Carlos puts the world to rights whilst Marilyn Gates tries to lather up some enthusiasm for the washing up in the motel kitchens back in the mid-1960s.
Lovely, squawky Brummie waitress Marilyn Gates, played by Sue Nicholls, was a fixture at the motel in the mid-to-late 1960s. Village girl Marilyn was apt to get into scrapes and often bemoaned the romantic complications in her life.
Sue Nicholls had auditioned for the part of Meg's daughter Jill, complete with Brummie accent. Can you imagine how posh Meg would have coped with such a daughter?
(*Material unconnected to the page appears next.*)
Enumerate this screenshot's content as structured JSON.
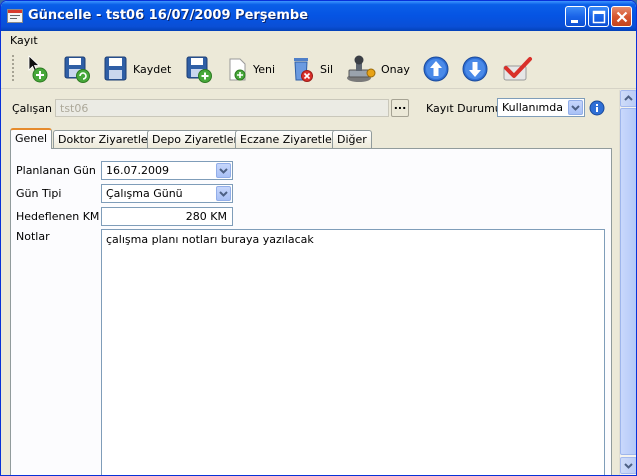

It might have been fun, but with Jane Rossington getting the part of Jill and Sue the part of Marilyn, we had the best of both worlds.
Marilyn was popular at the motel - a good friend to Diane, Carlos and Josefina.
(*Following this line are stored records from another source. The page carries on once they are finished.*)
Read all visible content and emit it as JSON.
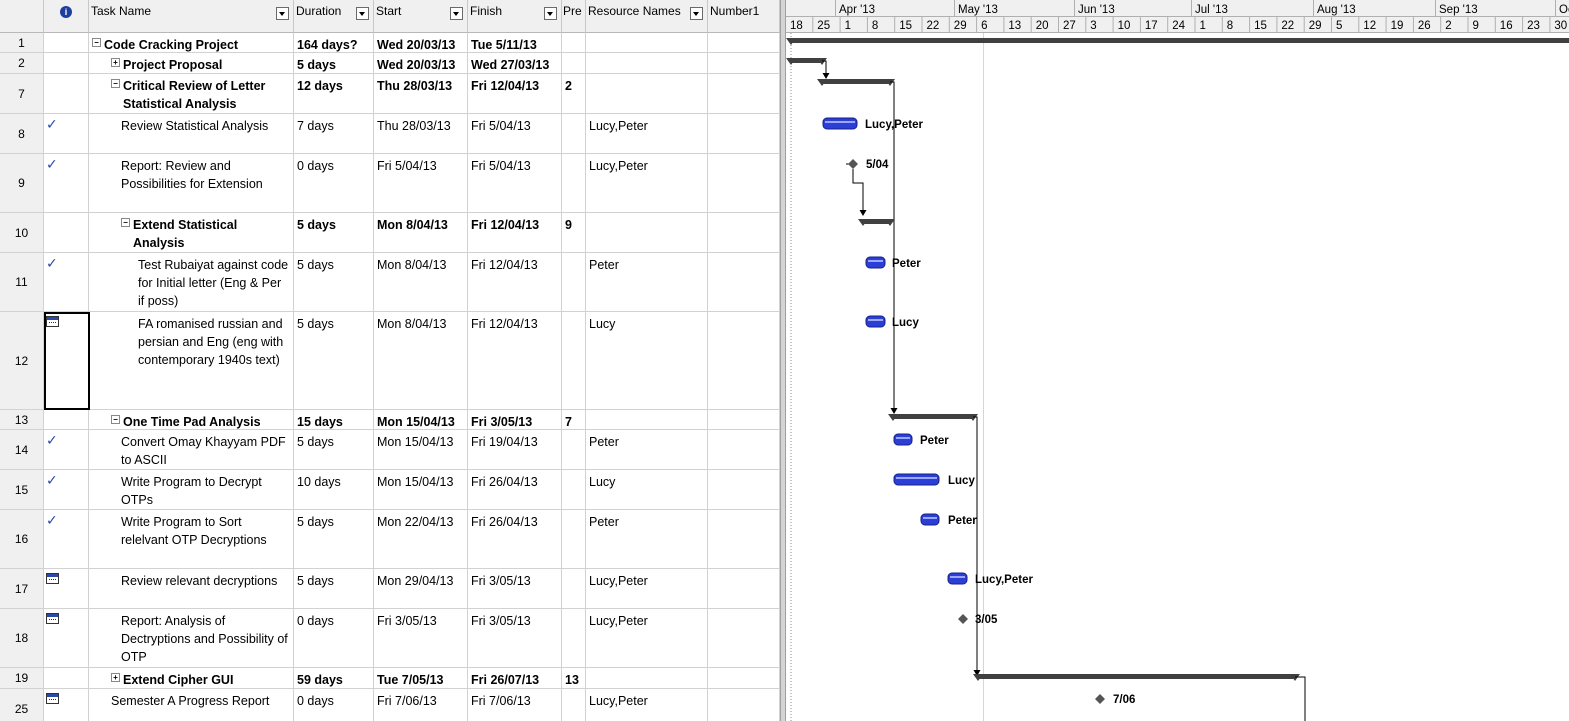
{
  "columns": {
    "info": "i",
    "task_name": "Task Name",
    "duration": "Duration",
    "start": "Start",
    "finish": "Finish",
    "predecessors": "Pre",
    "resource_names": "Resource Names",
    "number1": "Number1"
  },
  "rows": [
    {
      "id": "1",
      "ind": "",
      "name": "Code Cracking Project",
      "dur": "164 days?",
      "start": "Wed 20/03/13",
      "finish": "Tue 5/11/13",
      "pred": "",
      "res": "",
      "bold": true,
      "level": 0,
      "toggle": "−"
    },
    {
      "id": "2",
      "ind": "",
      "name": "Project Proposal",
      "dur": "5 days",
      "start": "Wed 20/03/13",
      "finish": "Wed 27/03/13",
      "pred": "",
      "res": "",
      "bold": true,
      "level": 1,
      "toggle": "+"
    },
    {
      "id": "7",
      "ind": "",
      "name": "Critical Review of Letter Statistical Analysis",
      "dur": "12 days",
      "start": "Thu 28/03/13",
      "finish": "Fri 12/04/13",
      "pred": "2",
      "res": "",
      "bold": true,
      "level": 1,
      "toggle": "−"
    },
    {
      "id": "8",
      "ind": "check",
      "name": "Review Statistical Analysis",
      "dur": "7 days",
      "start": "Thu 28/03/13",
      "finish": "Fri 5/04/13",
      "pred": "",
      "res": "Lucy,Peter",
      "bold": false,
      "level": 2,
      "toggle": ""
    },
    {
      "id": "9",
      "ind": "check",
      "name": "Report: Review and Possibilities for Extension",
      "dur": "0 days",
      "start": "Fri 5/04/13",
      "finish": "Fri 5/04/13",
      "pred": "",
      "res": "Lucy,Peter",
      "bold": false,
      "level": 2,
      "toggle": ""
    },
    {
      "id": "10",
      "ind": "",
      "name": "Extend Statistical Analysis",
      "dur": "5 days",
      "start": "Mon 8/04/13",
      "finish": "Fri 12/04/13",
      "pred": "9",
      "res": "",
      "bold": true,
      "level": 2,
      "toggle": "−"
    },
    {
      "id": "11",
      "ind": "check",
      "name": "Test Rubaiyat against code for Initial letter (Eng & Per if poss)",
      "dur": "5 days",
      "start": "Mon 8/04/13",
      "finish": "Fri 12/04/13",
      "pred": "",
      "res": "Peter",
      "bold": false,
      "level": 3,
      "toggle": ""
    },
    {
      "id": "12",
      "ind": "cal",
      "name": "FA romanised russian and persian and Eng (eng with contemporary 1940s text)",
      "dur": "5 days",
      "start": "Mon 8/04/13",
      "finish": "Fri 12/04/13",
      "pred": "",
      "res": "Lucy",
      "bold": false,
      "level": 3,
      "toggle": ""
    },
    {
      "id": "13",
      "ind": "",
      "name": "One Time Pad Analysis",
      "dur": "15 days",
      "start": "Mon 15/04/13",
      "finish": "Fri 3/05/13",
      "pred": "7",
      "res": "",
      "bold": true,
      "level": 1,
      "toggle": "−"
    },
    {
      "id": "14",
      "ind": "check",
      "name": "Convert Omay Khayyam PDF to ASCII",
      "dur": "5 days",
      "start": "Mon 15/04/13",
      "finish": "Fri 19/04/13",
      "pred": "",
      "res": "Peter",
      "bold": false,
      "level": 2,
      "toggle": ""
    },
    {
      "id": "15",
      "ind": "check",
      "name": "Write Program to Decrypt OTPs",
      "dur": "10 days",
      "start": "Mon 15/04/13",
      "finish": "Fri 26/04/13",
      "pred": "",
      "res": "Lucy",
      "bold": false,
      "level": 2,
      "toggle": ""
    },
    {
      "id": "16",
      "ind": "check",
      "name": "Write Program to Sort relelvant OTP Decryptions",
      "dur": "5 days",
      "start": "Mon 22/04/13",
      "finish": "Fri 26/04/13",
      "pred": "",
      "res": "Peter",
      "bold": false,
      "level": 2,
      "toggle": ""
    },
    {
      "id": "17",
      "ind": "cal",
      "name": "Review relevant decryptions",
      "dur": "5 days",
      "start": "Mon 29/04/13",
      "finish": "Fri 3/05/13",
      "pred": "",
      "res": "Lucy,Peter",
      "bold": false,
      "level": 2,
      "toggle": ""
    },
    {
      "id": "18",
      "ind": "cal",
      "name": "Report: Analysis of Dectryptions and Possibility of OTP",
      "dur": "0 days",
      "start": "Fri 3/05/13",
      "finish": "Fri 3/05/13",
      "pred": "",
      "res": "Lucy,Peter",
      "bold": false,
      "level": 2,
      "toggle": ""
    },
    {
      "id": "19",
      "ind": "",
      "name": "Extend Cipher GUI",
      "dur": "59 days",
      "start": "Tue 7/05/13",
      "finish": "Fri 26/07/13",
      "pred": "13",
      "res": "",
      "bold": true,
      "level": 1,
      "toggle": "+"
    },
    {
      "id": "25",
      "ind": "cal",
      "name": "Semester A Progress Report",
      "dur": "0 days",
      "start": "Fri 7/06/13",
      "finish": "Fri 7/06/13",
      "pred": "",
      "res": "Lucy,Peter",
      "bold": false,
      "level": 1,
      "toggle": ""
    }
  ],
  "timescale": {
    "months": [
      "Apr '13",
      "May '13",
      "Jun '13",
      "Jul '13",
      "Aug '13",
      "Sep '13",
      "Oc"
    ],
    "days": [
      "18",
      "25",
      "1",
      "8",
      "15",
      "22",
      "29",
      "6",
      "13",
      "20",
      "27",
      "3",
      "10",
      "17",
      "24",
      "1",
      "8",
      "15",
      "22",
      "29",
      "5",
      "12",
      "19",
      "26",
      "2",
      "9",
      "16",
      "23",
      "30"
    ]
  },
  "gantt_labels": {
    "r8": "Lucy,Peter",
    "r9": "5/04",
    "r11": "Peter",
    "r12": "Lucy",
    "r14": "Peter",
    "r15": "Lucy",
    "r16": "Peter",
    "r17": "Lucy,Peter",
    "r18": "3/05",
    "r25": "7/06"
  },
  "colors": {
    "task_bar": "#2b3fd6",
    "summary_bar": "#404040",
    "status_date_line": "#f2f200",
    "header_bg": "#f0f0f0",
    "grid_line": "#d2d2d2"
  }
}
Marilyn squeezed a lot of living into her youthful years in King's Oak. She became a beauty queen and even tried her hand at singing - a ballad called Where Will You Be? which was released as a record in real life. Marilyn also accompanied Meg and other staff to Tunisia after a wartime bomb blew up the Crossroads kitchens.
Back in England, Marilyn fell in love with the dishy new King's Oak vicar Peter Hope, but feared she wasn't good enough for him. His mother, Tish, thought otherwise, and finally Marilyn and Peter were married.
And then things went a bit odd.
Sue Nicholls left the serial, and her character was recast. Following the template laid down by early Coronation Street, recasting in English soaps wasn't very common back then, but Crossroads bravely recast Marilyn, completely altering the character in the process.
Nadine Hanwell, the new Marilyn, was dark haired whilst Sue Nicholls was fair. Ms Hanwell's Marilyn spoke very good middle class English, while Sue's Marilyn's accent had been of the glorious Brummie variety. Ms Hanwell's portrayal of Marilyn was perfectly all right, she was obviously a highly competent actress, but her Marilyn was quite wrong after Sue's version.
The new Marilyn was the perfect English country village vicar's wife. The old one strove to be that, but she was dead common (like me) and given to comic storylines.
What were the Crossroads production team thinking of?
We adapted to the new Marilyn and grew to like her.
But we'll always remember Sue's Marilyn with greater affection.
What a shame so few episodes featuring her exist today!